Which means that everyone and his brother is rushing to throw Hilary Rosen under one of a variety of buses. Bill Donohue, for instance, wants to throw her under some sort of “lesbian parent” bus, which I’m pretty sure runs on biodiesel, and I would love to throw her under the “she ran the RIAA, which means that nothing she says should ever be listened to by anyone ever” bus, but most people are focusing on the old “parenting is the hardest job there is!” bus.
It turns out, though, that I’m a parent, and so I happen to know that PARENTING IS NOT EVEN CLOSE TO THE HARDEST JOB THERE IS. Metal piece warehouse was a harder job. Burger King was a harder job. Even MATH FREAKING GRAD SCHOOL was a harder job. (As some versions of the bus insist that only mothering is the hardest job, I double-checked with Ganga, and she agrees with my analysis.)

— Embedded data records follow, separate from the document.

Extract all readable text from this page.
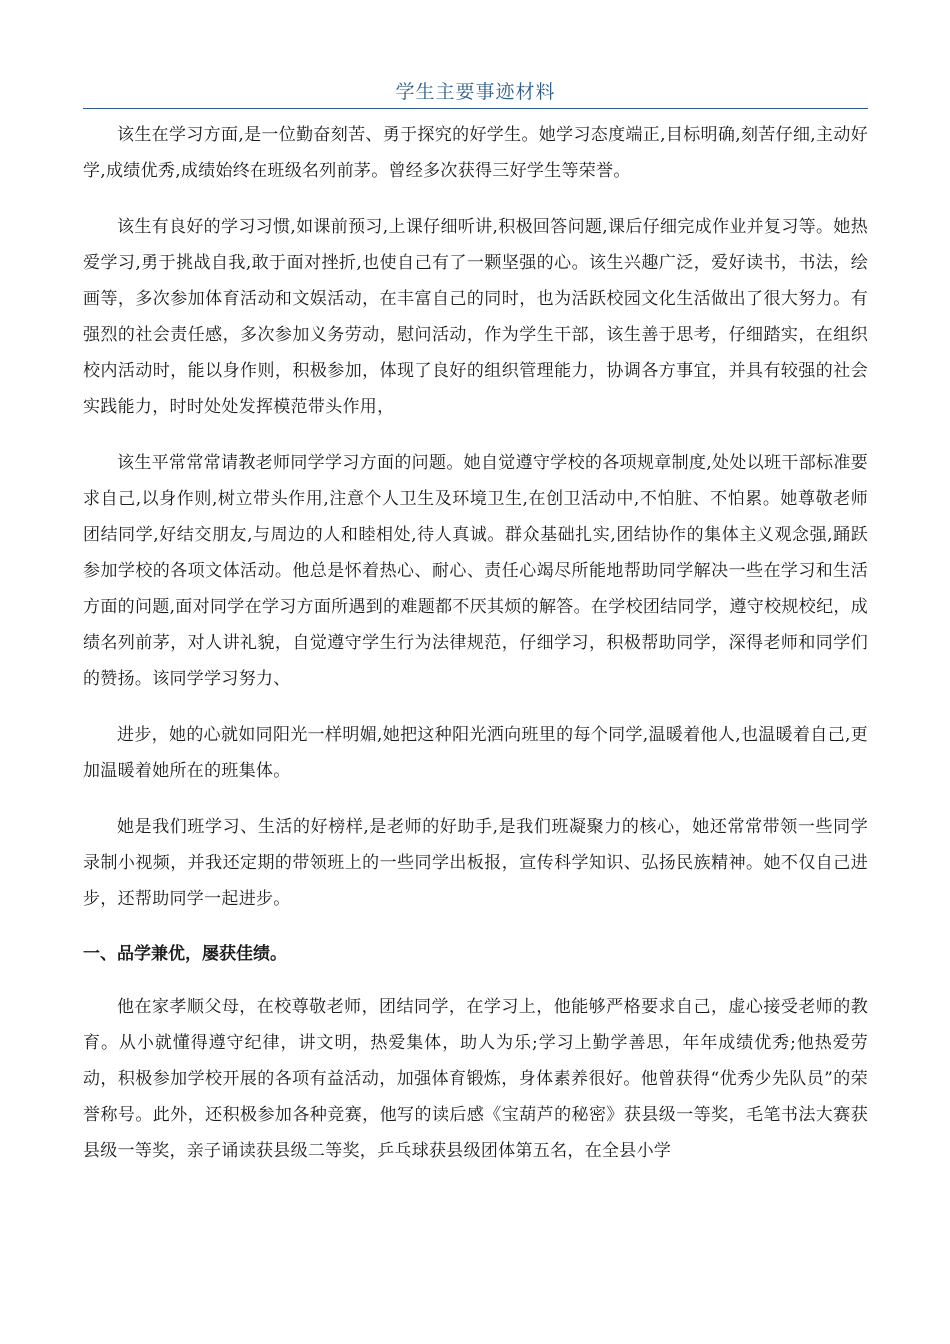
学生主要事迹材料

该生在学习方面,是一位勤奋刻苦、勇于探究的好学生。她学习态度端正,目标明确,刻苦仔细,主动好学,成绩优秀,成绩始终在班级名列前茅。曾经多次获得三好学生等荣誉。

该生有良好的学习习惯,如课前预习,上课仔细听讲,积极回答问题,课后仔细完成作业并复习等。她热爱学习,勇于挑战自我,敢于面对挫折,也使自己有了一颗坚强的心。该生兴趣广泛，爱好读书，书法，绘画等，多次参加体育活动和文娱活动，在丰富自己的同时，也为活跃校园文化生活做出了很大努力。有强烈的社会责任感，多次参加义务劳动，慰问活动，作为学生干部，该生善于思考，仔细踏实，在组织校内活动时，能以身作则，积极参加，体现了良好的组织管理能力，协调各方事宜，并具有较强的社会实践能力，时时处处发挥模范带头作用，

该生平常常常请教老师同学学习方面的问题。她自觉遵守学校的各项规章制度,处处以班干部标准要求自己,以身作则,树立带头作用,注意个人卫生及环境卫生,在创卫活动中,不怕脏、不怕累。她尊敬老师团结同学,好结交朋友,与周边的人和睦相处,待人真诚。群众基础扎实,团结协作的集体主义观念强,踊跃参加学校的各项文体活动。他总是怀着热心、耐心、责任心竭尽所能地帮助同学解决一些在学习和生活方面的问题,面对同学在学习方面所遇到的难题都不厌其烦的解答。在学校团结同学，遵守校规校纪，成绩名列前茅，对人讲礼貌，自觉遵守学生行为法律规范，仔细学习，积极帮助同学，深得老师和同学们的赞扬。该同学学习努力、

进步，她的心就如同阳光一样明媚,她把这种阳光洒向班里的每个同学,温暖着他人,也温暖着自己,更加温暖着她所在的班集体。

她是我们班学习、生活的好榜样,是老师的好助手,是我们班凝聚力的核心，她还常常带领一些同学录制小视频，并我还定期的带领班上的一些同学出板报，宣传科学知识、弘扬民族精神。她不仅自己进步，还帮助同学一起进步。

一、品学兼优，屡获佳绩。

他在家孝顺父母，在校尊敬老师，团结同学，在学习上，他能够严格要求自己，虚心接受老师的教育。从小就懂得遵守纪律，讲文明，热爱集体，助人为乐;学习上勤学善思，年年成绩优秀;他热爱劳动，积极参加学校开展的各项有益活动，加强体育锻炼，身体素养很好。他曾获得“优秀少先队员”的荣誉称号。此外，还积极参加各种竞赛，他写的读后感《宝葫芦的秘密》获县级一等奖，毛笔书法大赛获县级一等奖，亲子诵读获县级二等奖，乒乓球获县级团体第五名，在全县小学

That’s not to say that parenting isn’t work. It is, and occasionally it’s even very unpleasant work, like when it’s 3am and the baby won’t sleep and will scream if you don’t rock her, and you still haven’t prepared your slides for your 8am meeting with Hilary Rosen to present your new plan for permanently ruining the lives of music-downloading teenagers, and all you want to do is sleep and use your dreams to figure out a way to pretend like you care about “artists”. Or when she poops on you. (The baby, not Hilary Rosen, although that also sucks.) Or when you’re trying to write a blog post making fun of Hilary Rosen and the baby won’t stop screaming in your ear and banging on your keywinevsoivdkdsvl
But parenting is also a lot of fun. It’s a huge joy when you finally teach your kid how to Chicken Dance, or when she learns to swear, or the first time she asks you “please can you read me one more chapter before bed, daddy?” of Atlas Shrugged. No metal part ever even asked me about The Fountainhead!
I recognize that it’s uncharacteristic of me to stake out the middle ground like this, but I guess having a kid has been a deeply moderating influence and has taught me the value of compromise. So can’t we all just agree that parenting is nowhere near as hard as sorting and lifting and counting metal parts, that Hilary Rosen has no place in polite society, and that babies love Atlas Shrugged?